Eugenio Corti: La scrittura come Missione

Nato nel 1921, a Besana Brianza, dove è morto nel febbraio del 2014, Eugenio Corti – uno degli ‘immensi’ scrittori contemporanei – inizia la sua missione di scrittore, dopo la ‘folgorazione’ durante la ritirata di Russia che gli diede ‘l’input’ di scrivere ciò che aveva visto e vissuto. Era la notte di Natale del 1942, lui giovane ventunenne, trovandosi immerso nell’inferno di ghiaccio, di fuoco e di morte, invocò la Madonna per farlo tornare a casa da sua madre, promettendo che avrebbe speso tutta la sua vita al servizio dell’invocazione del Padre nostro: “Venga il tuo Regno”. E mantenne la promessa. L’esperienza terribile della ‘Ritirata’ segnò per lui una svolta, fu una ‘folgorazione’ che gli rivelò quale sarebbe stato il suo compito, la sua vera missione, e fu una vocazione, una chiamata. La sua esistenza è stata, davvero, un compito, la sua vocazione non gli lasciava scampo. Nelle battute conclusive, difatti, della sua opera, Gli ultimi soldati del re, delinea la situazione politica e sociale del Dopoguerra che impone di continuare a combattere con la penna, con le idee. In quel momento, afferma lo scrittore, “avvertì lo Spirito in me e compresi che non avevo scampo, dovevo combattere, non potevo esimermi dalla battaglia di civiltà. Tempra battagliera, animato da una granitica Fede, vedeva tutto ‘sub species aeternitatis’”; il suo sguardo trasparente era sempre ‘sgranato sull’Eterno’.

Viveva ogni giorno come fosse l’ultimo, fedele alla sua vocazione, combattendo la buona battaglia con la penna.
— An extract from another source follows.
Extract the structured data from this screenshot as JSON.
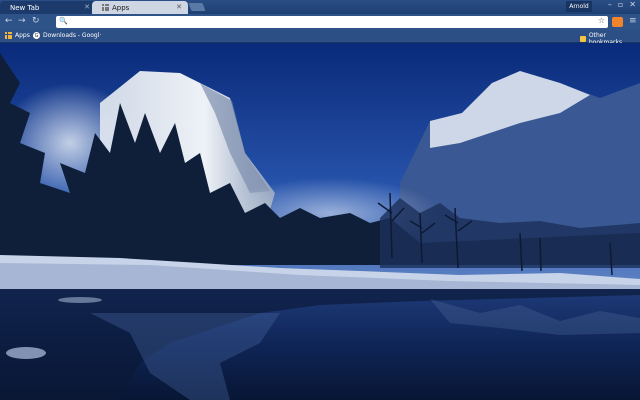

Insegnò a contemplare ogni istante nella prospettiva dell’Eterno. A una ragazzina che gli chiese se fosse emozionato all’idea che qualcuno lo avesse proposto per l’assegnazione del Premio Nobel, rispose: “Tra poco dovrò sostenere l’esame più importante della mia vita, davanti a Domineddio… Ti pare che mi preoccupi di una cosa del genere?”. In lui, vi era coerenza tra vita e letteratura, difatti, affermava che ciò che si scrive deve riflettere ciò che si vive. La sua esistenza è stata, davvero, un compito. Finché si è al mondo, lui diceva, bisogna assolvere al proprio compito con le parole e con la vita. Ha cercato di costruire sulla terra, “il già e non ancora”, cioè il Regno di Dio fatto di amore, di giustizia e di pace. Aveva la stoffa del narratore che trova la più compiuta espressione nel romanzo capolavoro Il cavallo rosso, che è un affresco della vita italiana e del mondo dal 1940 al 1974.